The following examples show you sample payloads for submitting Spark job for different languages.
  • Payload for submitting a Spark job with Python 3.10:

    {"application_details":{"application":"<your application_file_path>","arguments":["<your_application_arguments>"],"conf":{"spark.app.name":"MyJob","spark.eventLog.enabled":"true"},"env":{"RUNTIME_PYTHON_ENV":"python310"}}}
  • Payload for submitting a Spark Scala job:

    {"application_details":{"application":"/opt/ibm/spark/examples/jars/spark-examples*.jar","arguments":["1"],"class":"org.apache.spark.examples.SparkPi","conf":{"spark.app.name":"MyJob","spark.eventLog.enabled":"true","spark.driver.memory":"4G","spark.driver.cores":1,"spark.executor.memory":"4G","spark.executor.cores":1,"ae.spark.executor.count":1},"env":{"SAMPLE_ENV_KEY":"SAMPLE_VALUE"}}}

Best Practices

  • Apache Gluten requires Large Off Heap memory as it integrates with native backend that is, Velox using Apache Arrow's OffHeap columnar format, which is essential for large-scale data processing without exceeding JVM heap limits. If there is lack of enough Off Heap memory, it could lead to potential OOMs (see Limitation ) Therefore by default 75% of executor memory is set to Off Heap.
  • You can adjust of percentage of memory set for Off Heap, using the configuration ae.spark.offHeap.factor ,which accepts values (0-1) exclusive, example: 0.75
  • It is recommended for users to set this to lower value, < 0.5 if their workload has lot of fallback to Java based Spark. (see Limitation ) so that OOM does not happen while falling back to Java based Spark execution. It is recommended to set this to higher value, 0.75 & above if their workloads executes natively on Apache Gluten without fallback. By default the value set is 0.75

Limitation

  • Using Amazon S3 object stores support DAS for application submission, but other object stores like ADLS and GCS requires explicit credentials to be passed.
  • Smaller queries are not accelerated.* Catalog association is only supported for s3 object stores.
  • Fallback to JVM
    • ANSI: Apache Gluten currently does not support ANSI mode. If ANSI is enabled, Spark plan's execution will always fall back to vanilla Spark.
    • File Source format: Currently, Apache Gluten only support Parquet file format and partially support ORC. If other format is used, scan operator falls back to vanilla Spark.
  • Incompatible behavior
    • JSON functions: Velox only supports double quotes surrounded strings, not single quotes, in JSON data.
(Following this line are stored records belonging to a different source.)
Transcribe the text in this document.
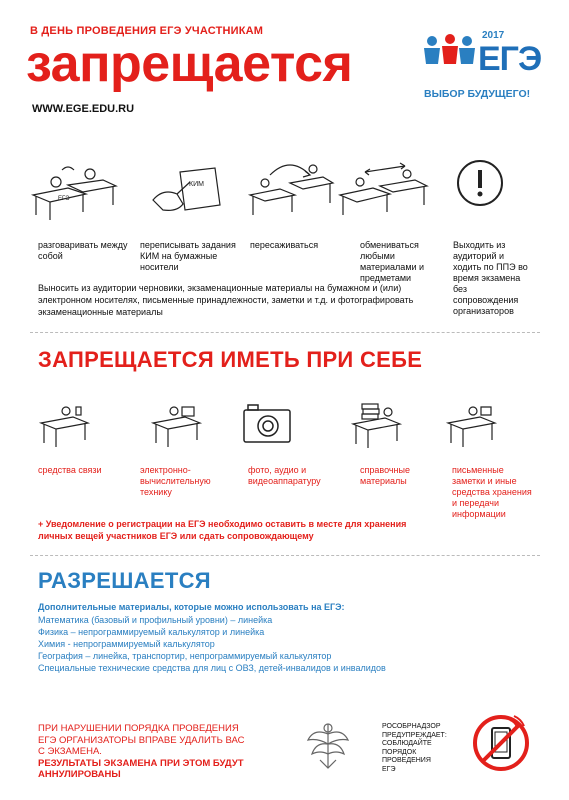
В ДЕНЬ ПРОВЕДЕНИЯ ЕГЭ УЧАСТНИКАМ
запрещается
WWW.EGE.EDU.RU
2017
ЕГЭ
ВЫБОР БУДУЩЕГО!
ЕГЭ
КИМ
разговаривать между собой
переписывать задания КИМ на бумажные носители
пересаживаться	обмениваться любыми материалами и предметами
Выходить из аудиторий и ходить по ППЭ во время экзамена без сопровождения организаторов
Выносить из аудитории черновики, экзаменационные материалы на бумажном и (или) электронном носителях, письменные принадлежности, заметки и т.д. и фотографировать экзаменационные материалы
ЗАПРЕЩАЕТСЯ ИМЕТЬ ПРИ СЕБЕ
средства связи	электронно-вычислительную технику
фото, аудио и видеоаппаратуру
справочные материалы
письменные заметки и иные средства хранения и передачи информации
+ Уведомление о регистрации на ЕГЭ необходимо оставить в месте для хранения личных вещей участников ЕГЭ или сдать сопровождающему
РАЗРЕШАЕТСЯ
Дополнительные материалы, которые можно использовать на ЕГЭ:
Математика (базовый и профильный уровни) – линейка
Физика – непрограммируемый калькулятор и линейка
Химия - непрограммируемый калькулятор
География – линейка, транспортир, непрограммируемый калькулятор
Специальные технические средства для лиц с ОВЗ, детей-инвалидов и инвалидов
ПРИ НАРУШЕНИИ ПОРЯДКА ПРОВЕДЕНИЯ
ЕГЭ ОРГАНИЗАТОРЫ ВПРАВЕ УДАЛИТЬ ВАС
С ЭКЗАМЕНА.
РЕЗУЛЬТАТЫ ЭКЗАМЕНА ПРИ ЭТОМ БУДУТ
АННУЛИРОВАНЫ
РОСОБРНАДЗОР
ПРЕДУПРЕЖДАЕТ:
СОБЛЮДАЙТЕ
ПОРЯДОК
ПРОВЕДЕНИЯ
ЕГЭ
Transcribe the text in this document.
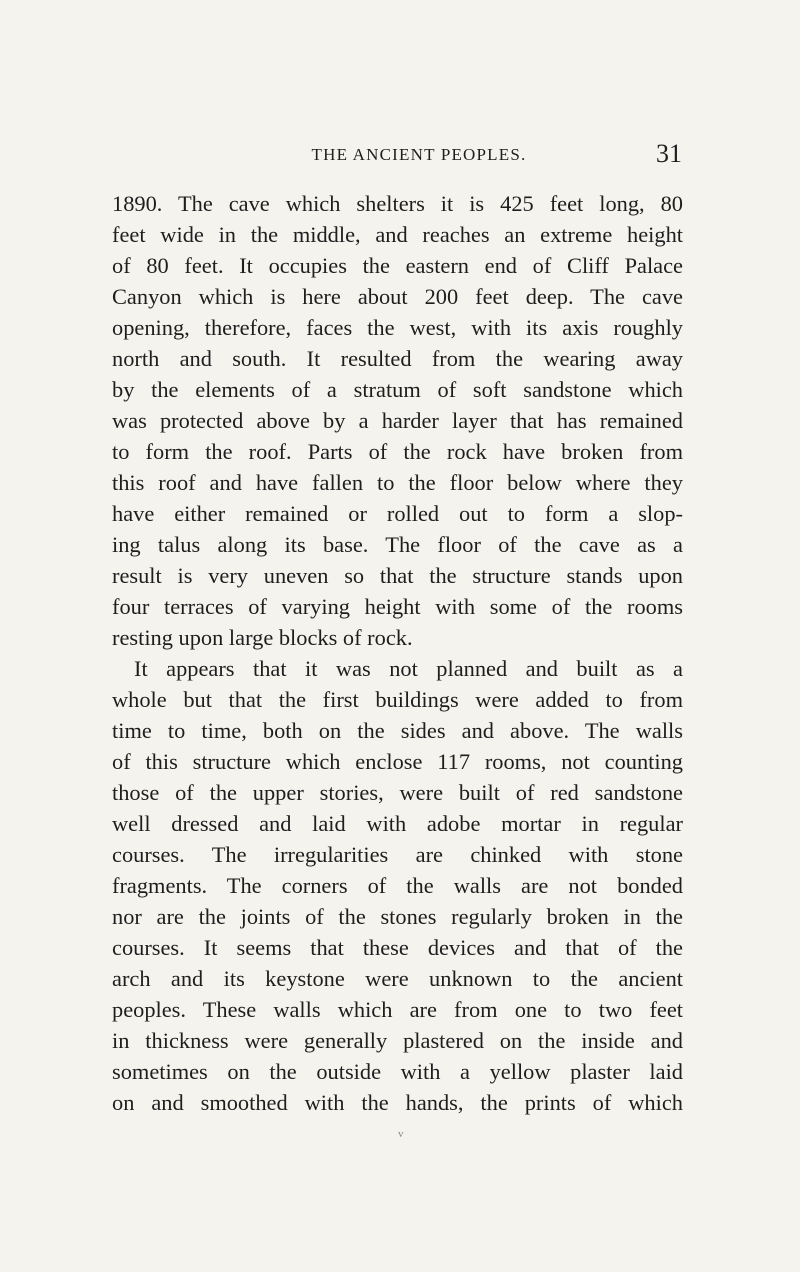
THE ANCIENT PEOPLES.	31
1890. The cave which shelters it is 425 feet long, 80
feet wide in the middle, and reaches an extreme height
of 80 feet. It occupies the eastern end of Cliff Palace
Canyon which is here about 200 feet deep. The cave
opening, therefore, faces the west, with its axis roughly
north and south. It resulted from the wearing away
by the elements of a stratum of soft sandstone which
was protected above by a harder layer that has remained
to form the roof. Parts of the rock have broken from
this roof and have fallen to the floor below where they
have either remained or rolled out to form a slop-
ing talus along its base. The floor of the cave as a
result is very uneven so that the structure stands upon
four terraces of varying height with some of the rooms
resting upon large blocks of rock.
It appears that it was not planned and built as a
whole but that the first buildings were added to from
time to time, both on the sides and above. The walls
of this structure which enclose 117 rooms, not counting
those of the upper stories, were built of red sandstone
well dressed and laid with adobe mortar in regular
courses. The irregularities are chinked with stone
fragments. The corners of the walls are not bonded
nor are the joints of the stones regularly broken in the
courses. It seems that these devices and that of the
arch and its keystone were unknown to the ancient
peoples. These walls which are from one to two feet
in thickness were generally plastered on the inside and
sometimes on the outside with a yellow plaster laid
on and smoothed with the hands, the prints of which
v
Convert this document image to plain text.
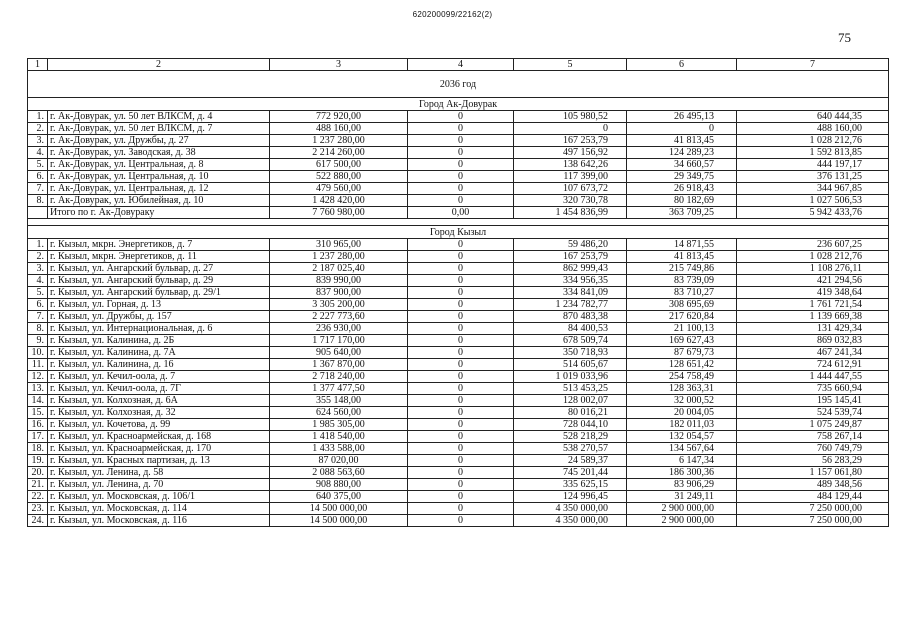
620200099/22162(2)
75
1	2	3	4	5	6	7
2036 год						
Город Ак-Довурак						
1.	г. Ак-Довурак, ул. 50 лет ВЛКСМ, д. 4	772 920,00	0	105 980,52	26 495,13	640 444,35
2.	г. Ак-Довурак, ул. 50 лет ВЛКСМ, д. 7	488 160,00	0	0	0	488 160,00
3.	г. Ак-Довурак, ул. Дружбы, д. 27	1 237 280,00	0	167 253,79	41 813,45	1 028 212,76
4.	г. Ак-Довурак, ул. Заводская, д. 38	2 214 260,00	0	497 156,92	124 289,23	1 592 813,85
5.	г. Ак-Довурак, ул. Центральная, д. 8	617 500,00	0	138 642,26	34 660,57	444 197,17
6.	г. Ак-Довурак, ул. Центральная, д. 10	522 880,00	0	117 399,00	29 349,75	376 131,25
7.	г. Ак-Довурак, ул. Центральная, д. 12	479 560,00	0	107 673,72	26 918,43	344 967,85
8.	г. Ак-Довурак, ул. Юбилейная, д. 10	1 428 420,00	0	320 730,78	80 182,69	1 027 506,53
	Итого по г. Ак-Довураку	7 760 980,00	0,00	1 454 836,99	363 709,25	5 942 433,76

Город Кызыл						
1.	г. Кызыл, мкрн. Энергетиков, д. 7	310 965,00	0	59 486,20	14 871,55	236 607,25
2.	г. Кызыл, мкрн. Энергетиков, д. 11	1 237 280,00	0	167 253,79	41 813,45	1 028 212,76
3.	г. Кызыл, ул. Ангарский бульвар, д. 27	2 187 025,40	0	862 999,43	215 749,86	1 108 276,11
4.	г. Кызыл, ул. Ангарский бульвар, д. 29	839 990,00	0	334 956,35	83 739,09	421 294,56
5.	г. Кызыл, ул. Ангарский бульвар, д. 29/1	837 900,00	0	334 841,09	83 710,27	419 348,64
6.	г. Кызыл, ул. Горная, д. 13	3 305 200,00	0	1 234 782,77	308 695,69	1 761 721,54
7.	г. Кызыл, ул. Дружбы, д. 157	2 227 773,60	0	870 483,38	217 620,84	1 139 669,38
8.	г. Кызыл, ул. Интернациональная, д. 6	236 930,00	0	84 400,53	21 100,13	131 429,34
9.	г. Кызыл, ул. Калинина, д. 2Б	1 717 170,00	0	678 509,74	169 627,43	869 032,83
10.	г. Кызыл, ул. Калинина, д. 7А	905 640,00	0	350 718,93	87 679,73	467 241,34
11.	г. Кызыл, ул. Калинина, д. 16	1 367 870,00	0	514 605,67	128 651,42	724 612,91
12.	г. Кызыл, ул. Кечил-оола, д. 7	2 718 240,00	0	1 019 033,96	254 758,49	1 444 447,55
13.	г. Кызыл, ул. Кечил-оола, д. 7Г	1 377 477,50	0	513 453,25	128 363,31	735 660,94
14.	г. Кызыл, ул. Колхозная, д. 6А	355 148,00	0	128 002,07	32 000,52	195 145,41
15.	г. Кызыл, ул. Колхозная, д. 32	624 560,00	0	80 016,21	20 004,05	524 539,74
16.	г. Кызыл, ул. Кочетова, д. 99	1 985 305,00	0	728 044,10	182 011,03	1 075 249,87
17.	г. Кызыл, ул. Красноармейская, д. 168	1 418 540,00	0	528 218,29	132 054,57	758 267,14
18.	г. Кызыл, ул. Красноармейская, д. 170	1 433 588,00	0	538 270,57	134 567,64	760 749,79
19.	г. Кызыл, ул. Красных партизан, д. 13	87 020,00	0	24 589,37	6 147,34	56 283,29
20.	г. Кызыл, ул. Ленина, д. 58	2 088 563,60	0	745 201,44	186 300,36	1 157 061,80
21.	г. Кызыл, ул. Ленина, д. 70	908 880,00	0	335 625,15	83 906,29	489 348,56
22.	г. Кызыл, ул. Московская, д. 106/1	640 375,00	0	124 996,45	31 249,11	484 129,44
23.	г. Кызыл, ул. Московская, д. 114	14 500 000,00	0	4 350 000,00	2 900 000,00	7 250 000,00
24.	г. Кызыл, ул. Московская, д. 116	14 500 000,00	0	4 350 000,00	2 900 000,00	7 250 000,00
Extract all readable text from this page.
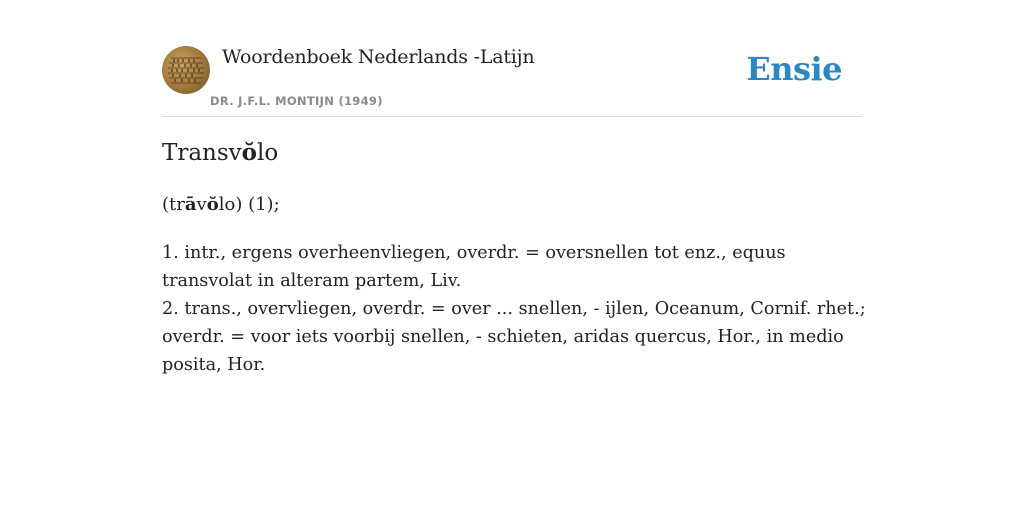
Woordenboek Nederlands -Latijn
DR. J.F.L. MONTIJN (1949)
Ensie
Transvŏlo
(trāvŏlo) (1);
1. intr., ergens overheenvliegen, overdr. = oversnellen tot enz., equus transvolat in alteram partem, Liv.
2. trans., overvliegen, overdr. = over ... snellen, - ijlen, Oceanum, Cornif. rhet.; overdr. = voor iets voorbij snellen, - schieten, aridas quercus, Hor., in medio posita, Hor.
If single quotes are used, Apache Gluten gives incorrect result.
    • Parquet read configuration: Apache Gluten supports spark.files.ignoreCorruptFiles with default false, if true, the behavior is same as config false. Apache Gluten ignores spark.sql.parquet.datetimeRebaseModeInRead, it only returns what write in parquet file. It does not consider the difference between legacy hybrid (Julian Gregorian) calendar and Proleptic Gregorian calendar. The result may be different with vanilla Spark.
    • Parquet write configuration: Spark has spark.sql.parquet.datetimeRebaseModeInWrite config to decide whether legacy hybrid (Julian + Gregorian) calendar or Proleptic Gregorian calendar should be used during parquet writing for dates/timestamps. If the Parquet to read is written by Spark with this config as true, Velox's TableScan will output different result when reading it back.
  • Spill
    • OutOfMemory exception may still be triggered within current implementation of spill-to-disk feature, when shuffle partitions is set to a large number. When this case happens, please try to reduce the partition number to get rid of the OOM.
  • CSV Read
    • The header option should be true. And now we only support DatasourceVI, user should set spark.sql.sources.useV1SourceList=csv. User defined read option is not supported, which will make CSV read fall back to vanilla Spark in most case. CSV read will also fall back to vanilla Spark and log warning when user specifies schema is different with file schema.
    • For more detailed info on Apache Gluten limitations, see limitation.
  • Apache Gluten is not supported for FIPS enabled environment.
  • You must provision a new Apache Gluten accelerated Spark engine when you upgrade your watsonx.data instance to 2.2 as the preview engine would not be functional.